En outre, au regard de la présente décision qui confirme la réintégration du salarié, la demande en paiement provisionnel des sommes de :
816 euros au titre des indemnités complémentaires (salissure et grand déplacement) pour la période de mai à octobre 2025,
774 euros brut au titre de la prime panier pour la période de mai à octobre 2025,
104,80 euros brut au titre de la prime d'habillage et de déshabillage (perçue également pendant la période de mise à disposition) pour le mois de juillet 2025
1 391,46 euros brut à titre d'indemnisation pour les congés payés,
n'est pas sérieusement contestable.
Il convient donc d'y faire droit.
Sur les demandes accessoires
L'issue du litige commande de confirmer les condamnations accessoires de la société [4], de la condamner aux dépens d'appel et de la débouter de sa demande au titre de l'article 700 du code de procédure civile.
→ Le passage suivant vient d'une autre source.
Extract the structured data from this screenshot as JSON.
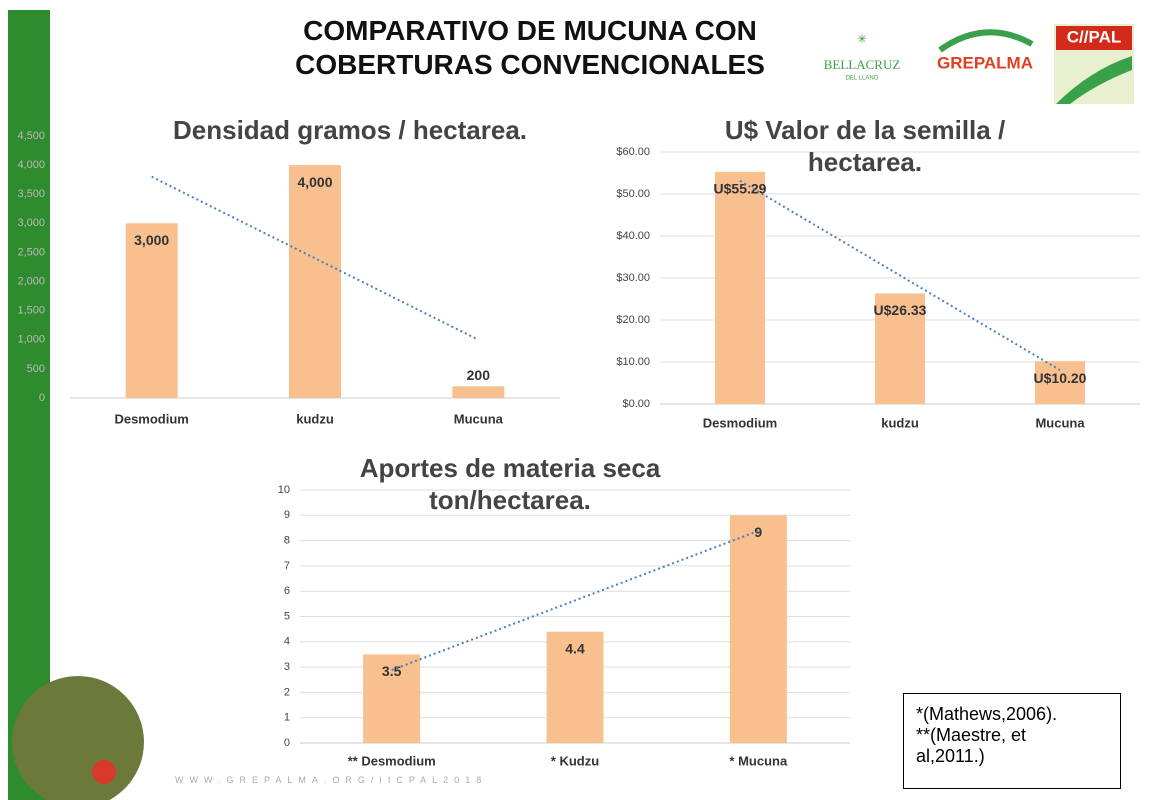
{
  "header": {
    "title_lines": [
      "COMPARATIVO DE MUCUNA CON",
      "COBERTURAS CONVENCIONALES"
    ],
    "logos": [
      "BELLACRUZ",
      "DEL LLANO",
      "GREPALMA",
      "C//PAL"
    ]
  },
  "chart_data": [
    {
      "type": "bar",
      "title": "Densidad  gramos / hectarea.",
      "categories": [
        "Desmodium",
        "kudzu",
        "Mucuna"
      ],
      "values": [
        3000,
        4000,
        200
      ],
      "value_labels": [
        "3,000",
        "4,000",
        "200"
      ],
      "color": "#f8c08f",
      "ylim": [
        0,
        4500
      ],
      "yticks": [
        0,
        500,
        {
          "value": 1000,
          "label": "1,000"
        },
        {
          "value": 1500,
          "label": "1,500"
        },
        {
          "value": 2000,
          "label": "2,000"
        },
        {
          "value": 2500,
          "label": "2,500"
        },
        {
          "value": 3000,
          "label": "3,000"
        },
        {
          "value": 3500,
          "label": "3,500"
        },
        {
          "value": 4000,
          "label": "4,000"
        },
        {
          "value": 4500,
          "label": "4,500"
        }
      ],
      "grid": false,
      "trendline": "linear",
      "trendline_color": "#4a7fc1"
    },
    {
      "type": "bar",
      "title": "U$ Valor de la semilla / hectarea.",
      "categories": [
        "Desmodium",
        "kudzu",
        "Mucuna"
      ],
      "values": [
        55.29,
        26.33,
        10.2
      ],
      "value_labels": [
        "U$55.29",
        "U$26.33",
        "U$10.20"
      ],
      "color": "#f8c08f",
      "ylim": [
        0,
        60
      ],
      "yticks": [
        {
          "value": 0,
          "label": "$0.00"
        },
        {
          "value": 10,
          "label": "$10.00"
        },
        {
          "value": 20,
          "label": "$20.00"
        },
        {
          "value": 30,
          "label": "$30.00"
        },
        {
          "value": 40,
          "label": "$40.00"
        },
        {
          "value": 50,
          "label": "$50.00"
        },
        {
          "value": 60,
          "label": "$60.00"
        }
      ],
      "grid": true,
      "trendline": "linear",
      "trendline_color": "#4a7fc1"
    },
    {
      "type": "bar",
      "title": "Aportes de materia seca ton/hectarea.",
      "categories": [
        "** Desmodium",
        "* Kudzu",
        "* Mucuna"
      ],
      "values": [
        3.5,
        4.4,
        9
      ],
      "color": "#f8c08f",
      "ylim": [
        0,
        10
      ],
      "yticks": [
        0,
        1,
        2,
        3,
        4,
        5,
        6,
        7,
        8,
        9,
        10
      ],
      "grid": true,
      "trendline": "linear",
      "trendline_color": "#4a7fc1"
    }
  ],
  "footnote": {
    "lines": [
      "*(Mathews,2006).",
      "**(Maestre, et al,2011.)"
    ]
  },
  "footer": {
    "url": "WWW.GREPALMA.ORG/IICPAL2018"
  }
}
L'équité ne commande pas de faire application de l'article 700 du code de procédure civile au profit de M. [M], dont la demande sera dès lors rejetée.
PAR CES MOTIFS,
La cour,
Infirme l'ordonnance de référé rendue le 6 juin 2025 par le conseil de prud'hommes de Saintes en ce qu'il :
s'est déclaré incompétent en référé sur la demande de la société [4] faite à M. [X] [M] de respecter l'obligation d'effectuer les démarches nécessaires en vue de demander son départ en retraite effectif dans un délai de 8 jours, sous peine d'astreinte de 500 euros par jour de retard à compter de la signification de l'ordonnance,
a invité la société [4] à mieux se pourvoir.
Confirme l'ordonnance de référé pour le surplus.
Statuant à nouveau dans cette limite et y ajoutant :
Rejette la demande d'injonction de la Sasu [3] ([4]).
Condamne la Sasu [3] ([4]) à payer, à titre provisionnel, à M. [X] [M] les sommes suivantes :
816 euros au titre des indemnités complémentaires (salissure et grand déplacement) pour la période de mai à octobre 2025,
774 euros brut au titre de la prime panier pour la période de mai à octobre 2025,
104,80 euros brut au titre de la prime d'habillage et de déshabillage pour le mois de juillet 2025,
1 391,46 euros brut à titre d'indemnisation pour les congés payés.
Rejette les demandes respectives des parties fondées sur l'article 700 du code de procédure civile,
Condamne la Sasu [3] ([4]) aux dépens d'appel.